What also helped me was the fact that I wrote him a letter when I was about 23, complaining about the fact that I was spanked unnecessarily as a child. I may have used the word “sadistic,” but I’m not sure. We didn’t talk, except through my mother, for six months.

I couldn’t stand it, and I wrote ANOTHER letter, expressing the joy I had singing with him; playing cards with him; getting lost with him in Speculator, NY on the way to Lake George; going to Triplets baseball games; him painting the solar system on my bedroom ceiling; et al. He started talking to me again.

I had the BEST time with him, one-on-one, when I was at an ASBDC conference in Savannah, GA in 1998, and he drove down from Charlotte to hang out with me, and, naturally, flirt with my female friends.

I almost certainly had an easier time accepting our dad’s death in 2000 than Leslie did. This is why she wanted the showy funeral, though nothing my father had said suggested he desired such trappings. This is why Marcia, my mother and I waited her out for hours at the funeral home until she agreed to let dad be cremated.

I really wasn’t picking up on the BURDEN of being Les Green’s favorite child until this summer.

Oh, yeah, Father’s Day again

I have started to embrace the notion of hinting for gifts.

You may find this weird, but I only really stopped being resentful about Father’s Day in the past year or two.

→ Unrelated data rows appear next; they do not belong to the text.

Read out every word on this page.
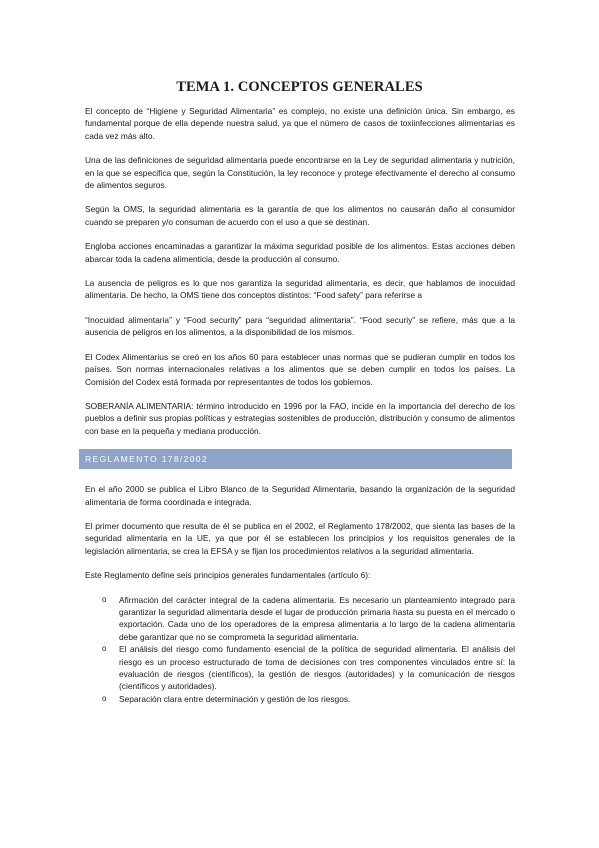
TEMA 1. CONCEPTOS GENERALES

El concepto de “Higiene y Seguridad Alimentaria” es complejo, no existe una definición única. Sin embargo, es fundamental porque de ella depende nuestra salud, ya que el número de casos de toxiinfecciones alimentarias es cada vez más alto.

Una de las definiciones de seguridad alimentaria puede encontrarse en la Ley de seguridad alimentaria y nutrición, en la que se especifica que, según la Constitución, la ley reconoce y protege efectivamente el derecho al consumo de alimentos seguros.

Según la OMS, la seguridad alimentaria es la garantía de que los alimentos no causarán daño al consumidor cuando se preparen y/o consuman de acuerdo con el uso a que se destinan.

Engloba acciones encaminadas a garantizar la máxima seguridad posible de los alimentos. Estas acciones deben abarcar toda la cadena alimenticia, desde la producción al consumo.

La ausencia de peligros es lo que nos garantiza la seguridad alimentaria, es decir, que hablamos de inocuidad alimentaria. De hecho, la OMS tiene dos conceptos distintos: “Food safety” para referirse a

“Inocuidad alimentaria” y “Food security” para “seguridad alimentaria”. “Food securiy” se refiere, más que a la ausencia de peligros en los alimentos, a la disponibilidad de los mismos.

El Codex Alimentarius se creó en los años 60 para establecer unas normas que se pudieran cumplir en todos los países. Son normas internacionales relativas a los alimentos que se deben cumplir en todos los países. La Comisión del Codex está formada por representantes de todos los gobiernos.

SOBERANÍA ALIMENTARIA: término introducido en 1996 por la FAO, incide en la importancia del derecho de los pueblos a definir sus propias políticas y estrategias sostenibles de producción, distribución y consumo de alimentos con base en la pequeña y mediana producción.

REGLAMENTO 178/2002

En el año 2000 se publica el Libro Blanco de la Seguridad Alimentaria, basando la organización de la seguridad alimentaria de forma coordinada e integrada.

El primer documento que resulta de él se publica en el 2002, el Reglamento 178/2002, que sienta las bases de la seguridad alimentaria en la UE, ya que por él se establecen los principios y los requisitos generales de la legislación alimentaria, se crea la EFSA y se fijan los procedimientos relativos a la seguridad alimentaria.

Este Reglamento define seis principios generales fundamentales (artículo 6):

o Afirmación del carácter integral de la cadena alimentaria. Es necesario un planteamiento integrado para garantizar la seguridad alimentaria desde el lugar de producción primaria hasta su puesta en el mercado o exportación. Cada uno de los operadores de la empresa alimentaria a lo largo de la cadena alimentaria debe garantizar que no se comprometa la seguridad alimentaria.
o El análisis del riesgo como fundamento esencial de la política de seguridad alimentaria. El análisis del riesgo es un proceso estructurado de toma de decisiones con tres componentes vinculados entre sí: la evaluación de riesgos (científicos), la gestión de riesgos (autoridades) y la comunicación de riesgos (científicos y autoridades).
o Separación clara entre determinación y gestión de los riesgos.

Before that, all those holiday ads I would get – gift ideas from a slew of retailers – would send me into a flurry of anger at first, followed by melancholy.

You would think, I gather, that being a father myself would have alleviated the antipathy, but no. I continued to be sad that, unlike my sisters’ daughters, my daughter will never know my father.

I wonder what nickname he would have allowed. His three grandchildren, including the one he never met, were born about a dozen years apart. Would he suggest she call him “oom-pah”, as he did with one of the others, or would the two of them have develop a different moniker for him?

I think it’s easier now because, as a “senior citizen,” as my kind daughter was so helpful in pointing out, I recognize that I haven’t got time for the pain.

Did I ever mention that my parents-in-law, who are pretty swell folks, have birthdays almost exactly a decade apart, in the same respective years? This is mighty handy, I’ll tell you. Any cheat will do.

I have started to embrace the notion of hinting for gifts. It’s not that I really want, and certainly don’t need, stuff. But it’s nice to be remembered.

My sisters started sending me Father’s Day cards fairly early on after I first became a day. One of them sent me one this year, the one NOT in the hospital; she gets a pass. Frankly, it would have never occurred to me to send them Mother’s Day cards, but I think it’s sweet that I receive cards from them.

Meanwhile, my daughter is on her way to high school. People say, “I can’t believe how quickly the time pass.” I think, though I don’t always say, “I can.”

Is it just me, or maybe it’s parents who were already of a certain age, who feel that the time is passing at approximately the correct speed?

I learn a lot from her about the world, but don’t tell her. She might get a swelled head.